Auf diesem Bahnübergang verunglückte eine junge Frau.

  1. Im Januar vergangenen Jahres wurde eine 27-jährige Frau in Sülz von einer KVB-Bahn erfasst und schwer verletzt. Sie starb wenig später.
  2. Ein Unfall, der bis heute Rätsel aufgibt, obwohl die Staatsanwaltschaft sich sicher ist, dass das Opfer eine rote Ampel missachtet haben muss.
  3. Dem widerspricht Saskia Placzek, die den Unfall von ihrem Geschäft aus gesehen hat. Mit uns hat sie über ihre Erlebnisse gesprochen.

Köln – Als Saskia Placzek am 16. Januar vergangenen Jahres morgens zu ihrem Geschäft kommt, scheint alles wie immer. Aber das ist es nicht. Die 35-Jährige hat kaum geschlafen. Noch immer dröhnt der Knall in ihren Ohren, der sie am Abend vorher gegen 18.30 Uhr aufgeschreckt hat.

Sie war gerade dabei, ihren Laden auf der Luxemburger Straße abzuschließen, als nur wenige Schritte hinter ihr ein Unglück geschah. Auf Höhe des Weisshaus-Kinos wurde eine junge Frau am Fußgängerüberweg von einer Bahn erfasst und schwer verletzt, sie starb später im Krankenhaus (hier lesen Sie mehr). Placzek war sofort klar, dass da „ein schlimmer Unfall“ passiert sein musste. Ein Unfall, der bis heute Rätsel aufgibt, auch wenn der Hergang nach Bewertung der Staatsanwaltschaft inzwischen eindeutig aufgeklärt ist.

Staatsanwaltschaft Köln: Unfall war unvermeidbar

Demnach soll das 27 Jahre alte Opfer den Bahnübergang trotz Rot zeigender Fußgängerampel überquert haben, der Bahnfahrer habe noch eine Vollbremsung eingeleitet, sagt Oberstaatsanwalt Ulrich Bremer. Der Unfall sei für den Fahrer aber nicht mehr vermeidbar gewesen.
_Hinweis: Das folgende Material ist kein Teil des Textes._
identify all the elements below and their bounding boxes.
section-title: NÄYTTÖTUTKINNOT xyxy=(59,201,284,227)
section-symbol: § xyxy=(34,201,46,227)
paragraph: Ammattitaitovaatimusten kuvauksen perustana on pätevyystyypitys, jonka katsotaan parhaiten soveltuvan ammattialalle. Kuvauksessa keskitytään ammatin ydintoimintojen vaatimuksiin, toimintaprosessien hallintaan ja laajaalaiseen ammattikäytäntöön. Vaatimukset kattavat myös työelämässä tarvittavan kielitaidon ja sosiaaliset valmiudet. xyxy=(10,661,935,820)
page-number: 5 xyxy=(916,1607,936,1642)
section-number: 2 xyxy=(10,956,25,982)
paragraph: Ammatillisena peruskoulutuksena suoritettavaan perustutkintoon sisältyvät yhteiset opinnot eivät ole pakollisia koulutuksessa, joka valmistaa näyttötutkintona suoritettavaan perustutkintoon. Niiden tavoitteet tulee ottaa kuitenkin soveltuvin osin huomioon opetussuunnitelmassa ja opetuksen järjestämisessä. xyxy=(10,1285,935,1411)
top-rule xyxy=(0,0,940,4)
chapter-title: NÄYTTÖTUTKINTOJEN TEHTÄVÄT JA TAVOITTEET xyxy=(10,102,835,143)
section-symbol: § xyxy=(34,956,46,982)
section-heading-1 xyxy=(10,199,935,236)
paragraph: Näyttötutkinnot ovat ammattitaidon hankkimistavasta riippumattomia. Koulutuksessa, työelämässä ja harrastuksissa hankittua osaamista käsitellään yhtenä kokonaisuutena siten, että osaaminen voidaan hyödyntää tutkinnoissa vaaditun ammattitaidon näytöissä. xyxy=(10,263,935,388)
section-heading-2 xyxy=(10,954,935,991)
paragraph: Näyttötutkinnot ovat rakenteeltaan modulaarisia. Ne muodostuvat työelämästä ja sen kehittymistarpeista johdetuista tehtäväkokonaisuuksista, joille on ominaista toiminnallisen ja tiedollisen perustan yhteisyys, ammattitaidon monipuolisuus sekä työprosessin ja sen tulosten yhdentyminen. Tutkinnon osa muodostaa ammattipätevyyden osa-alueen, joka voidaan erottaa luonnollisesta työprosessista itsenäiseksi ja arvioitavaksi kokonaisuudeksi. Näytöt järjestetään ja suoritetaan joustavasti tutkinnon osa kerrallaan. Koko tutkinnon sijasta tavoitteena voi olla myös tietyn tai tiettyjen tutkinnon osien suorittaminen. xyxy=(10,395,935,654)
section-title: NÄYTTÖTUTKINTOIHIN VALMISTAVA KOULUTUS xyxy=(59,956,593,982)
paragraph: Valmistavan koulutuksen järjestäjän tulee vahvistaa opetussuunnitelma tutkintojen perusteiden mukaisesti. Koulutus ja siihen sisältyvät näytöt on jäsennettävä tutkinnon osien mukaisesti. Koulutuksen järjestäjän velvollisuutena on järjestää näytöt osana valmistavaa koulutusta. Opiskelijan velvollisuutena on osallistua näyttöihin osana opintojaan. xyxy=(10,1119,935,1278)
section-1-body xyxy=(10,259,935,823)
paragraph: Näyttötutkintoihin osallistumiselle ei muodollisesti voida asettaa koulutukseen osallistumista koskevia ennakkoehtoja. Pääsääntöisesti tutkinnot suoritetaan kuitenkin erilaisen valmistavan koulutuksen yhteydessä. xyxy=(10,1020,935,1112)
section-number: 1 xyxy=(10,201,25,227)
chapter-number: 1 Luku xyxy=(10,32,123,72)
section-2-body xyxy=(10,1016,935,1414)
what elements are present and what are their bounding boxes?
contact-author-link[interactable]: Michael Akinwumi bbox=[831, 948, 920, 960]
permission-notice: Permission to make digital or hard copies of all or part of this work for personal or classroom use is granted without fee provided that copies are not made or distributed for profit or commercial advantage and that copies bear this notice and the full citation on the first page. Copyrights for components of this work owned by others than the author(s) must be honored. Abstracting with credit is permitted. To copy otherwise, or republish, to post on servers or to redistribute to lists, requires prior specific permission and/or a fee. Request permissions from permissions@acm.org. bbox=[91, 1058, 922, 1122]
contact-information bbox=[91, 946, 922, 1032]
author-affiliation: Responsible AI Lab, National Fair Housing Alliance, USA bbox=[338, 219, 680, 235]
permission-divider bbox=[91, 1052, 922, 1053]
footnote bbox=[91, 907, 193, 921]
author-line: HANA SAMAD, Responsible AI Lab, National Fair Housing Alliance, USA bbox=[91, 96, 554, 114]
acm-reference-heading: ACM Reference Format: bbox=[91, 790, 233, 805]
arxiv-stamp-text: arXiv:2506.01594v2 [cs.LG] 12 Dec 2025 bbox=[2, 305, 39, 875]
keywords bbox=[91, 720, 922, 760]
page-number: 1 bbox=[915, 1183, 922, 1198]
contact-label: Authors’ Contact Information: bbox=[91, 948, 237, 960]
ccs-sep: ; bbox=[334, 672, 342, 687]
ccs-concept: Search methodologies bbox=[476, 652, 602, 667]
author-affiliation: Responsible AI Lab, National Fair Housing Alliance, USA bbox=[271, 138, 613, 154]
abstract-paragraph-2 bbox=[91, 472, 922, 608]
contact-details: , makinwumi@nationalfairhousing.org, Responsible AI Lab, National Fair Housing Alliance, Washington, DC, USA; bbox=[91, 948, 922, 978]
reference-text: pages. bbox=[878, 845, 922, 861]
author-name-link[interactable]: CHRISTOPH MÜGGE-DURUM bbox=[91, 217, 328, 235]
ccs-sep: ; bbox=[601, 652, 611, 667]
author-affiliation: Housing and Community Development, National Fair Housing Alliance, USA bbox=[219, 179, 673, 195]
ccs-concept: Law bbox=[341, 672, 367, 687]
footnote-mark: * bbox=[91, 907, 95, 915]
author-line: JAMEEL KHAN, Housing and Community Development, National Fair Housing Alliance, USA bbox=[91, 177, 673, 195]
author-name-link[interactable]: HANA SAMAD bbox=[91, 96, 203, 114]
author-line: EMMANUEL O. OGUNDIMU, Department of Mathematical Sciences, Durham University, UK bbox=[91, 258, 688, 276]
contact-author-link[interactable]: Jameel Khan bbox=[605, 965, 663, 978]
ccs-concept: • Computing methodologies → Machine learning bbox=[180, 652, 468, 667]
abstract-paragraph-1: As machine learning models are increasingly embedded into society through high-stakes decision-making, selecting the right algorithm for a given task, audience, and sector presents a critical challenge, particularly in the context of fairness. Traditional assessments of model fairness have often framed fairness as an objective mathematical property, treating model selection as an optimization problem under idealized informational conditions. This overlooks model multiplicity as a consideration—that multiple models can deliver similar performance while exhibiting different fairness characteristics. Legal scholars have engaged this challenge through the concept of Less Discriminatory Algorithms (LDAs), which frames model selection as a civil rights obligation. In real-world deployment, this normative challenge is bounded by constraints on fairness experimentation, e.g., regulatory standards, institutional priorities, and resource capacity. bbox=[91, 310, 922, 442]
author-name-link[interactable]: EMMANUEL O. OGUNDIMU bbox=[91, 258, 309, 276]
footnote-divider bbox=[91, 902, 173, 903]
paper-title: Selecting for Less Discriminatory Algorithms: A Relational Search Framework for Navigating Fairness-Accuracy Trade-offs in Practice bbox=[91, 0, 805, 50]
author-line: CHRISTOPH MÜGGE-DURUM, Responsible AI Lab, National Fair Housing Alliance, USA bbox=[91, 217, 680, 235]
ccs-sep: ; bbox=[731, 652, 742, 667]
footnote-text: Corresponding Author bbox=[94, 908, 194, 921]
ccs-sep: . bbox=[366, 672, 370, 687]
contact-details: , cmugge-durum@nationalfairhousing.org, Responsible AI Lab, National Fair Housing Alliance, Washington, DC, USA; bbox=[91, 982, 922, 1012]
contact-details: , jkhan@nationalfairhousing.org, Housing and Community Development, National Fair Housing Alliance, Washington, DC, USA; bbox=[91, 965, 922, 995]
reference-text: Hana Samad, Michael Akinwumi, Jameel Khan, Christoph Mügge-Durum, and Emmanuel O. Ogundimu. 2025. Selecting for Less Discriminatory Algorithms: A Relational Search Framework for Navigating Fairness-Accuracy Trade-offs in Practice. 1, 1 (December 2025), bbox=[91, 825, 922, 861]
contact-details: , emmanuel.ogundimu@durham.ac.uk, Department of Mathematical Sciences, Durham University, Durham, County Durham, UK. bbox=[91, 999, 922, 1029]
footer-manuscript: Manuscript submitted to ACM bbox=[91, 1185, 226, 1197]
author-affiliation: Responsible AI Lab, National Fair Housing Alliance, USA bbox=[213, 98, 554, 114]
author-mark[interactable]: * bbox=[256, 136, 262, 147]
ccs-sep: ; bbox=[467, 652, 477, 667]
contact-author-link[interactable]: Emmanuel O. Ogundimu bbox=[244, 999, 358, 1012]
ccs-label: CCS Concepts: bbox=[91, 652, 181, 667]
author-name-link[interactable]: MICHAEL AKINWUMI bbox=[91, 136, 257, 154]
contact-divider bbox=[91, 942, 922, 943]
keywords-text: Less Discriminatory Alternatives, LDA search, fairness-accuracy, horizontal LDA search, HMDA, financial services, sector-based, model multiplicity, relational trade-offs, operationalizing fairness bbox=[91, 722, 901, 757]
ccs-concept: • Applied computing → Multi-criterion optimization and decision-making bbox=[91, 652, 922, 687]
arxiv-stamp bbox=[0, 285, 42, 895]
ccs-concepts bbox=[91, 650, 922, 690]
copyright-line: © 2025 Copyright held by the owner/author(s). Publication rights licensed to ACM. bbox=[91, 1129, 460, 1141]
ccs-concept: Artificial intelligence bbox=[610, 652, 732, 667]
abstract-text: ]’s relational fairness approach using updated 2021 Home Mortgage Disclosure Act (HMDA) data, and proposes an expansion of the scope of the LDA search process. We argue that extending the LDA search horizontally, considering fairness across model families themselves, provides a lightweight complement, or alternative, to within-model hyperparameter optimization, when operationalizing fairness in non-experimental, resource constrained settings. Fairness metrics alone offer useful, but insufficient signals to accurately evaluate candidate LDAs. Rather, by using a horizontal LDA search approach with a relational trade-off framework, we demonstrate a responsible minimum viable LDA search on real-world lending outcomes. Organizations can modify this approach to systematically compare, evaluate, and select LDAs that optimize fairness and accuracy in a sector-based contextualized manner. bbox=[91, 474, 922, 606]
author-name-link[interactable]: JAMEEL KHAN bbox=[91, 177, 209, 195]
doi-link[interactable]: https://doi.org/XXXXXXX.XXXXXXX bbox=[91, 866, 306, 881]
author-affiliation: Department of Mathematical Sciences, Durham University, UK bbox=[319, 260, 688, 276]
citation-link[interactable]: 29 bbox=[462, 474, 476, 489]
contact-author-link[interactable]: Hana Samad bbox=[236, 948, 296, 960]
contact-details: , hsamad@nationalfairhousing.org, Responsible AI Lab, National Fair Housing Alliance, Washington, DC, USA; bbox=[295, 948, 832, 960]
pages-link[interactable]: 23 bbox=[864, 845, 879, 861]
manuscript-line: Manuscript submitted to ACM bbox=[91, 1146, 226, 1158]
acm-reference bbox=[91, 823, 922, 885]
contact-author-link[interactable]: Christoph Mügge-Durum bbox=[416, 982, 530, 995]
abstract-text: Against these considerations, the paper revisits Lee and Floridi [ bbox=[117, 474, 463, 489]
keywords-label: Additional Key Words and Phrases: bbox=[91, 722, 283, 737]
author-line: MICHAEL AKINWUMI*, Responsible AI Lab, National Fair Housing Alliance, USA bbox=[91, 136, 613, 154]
Am nächsten Tag steht Geschäftsfrau Placzek fast den ganzen Tag in der Nähe des Fensters ihres Geschäfts, von dem sie die Gleise und die damalige Baustellenampel gut sehen kann. Gegen Mittag stellt sie zum ersten Mal fest, „dass die Baustellenampel für die Fußgänger Grün zeigte und die Bahn trotzdem fuhr“. Sie rief bei der Polizei in Sülz an, habe aber niemanden erreicht. Sie sprach einen Ermittler des Verkehrskommissariats an, als der sich die Unfallstelle ansah. Ob er auch gesehen habe, dass die Ampel falsch geschaltet sei, fragte sie. Doch der Mann habe das verneint und behauptet, die Ampel sei richtig geschaltet.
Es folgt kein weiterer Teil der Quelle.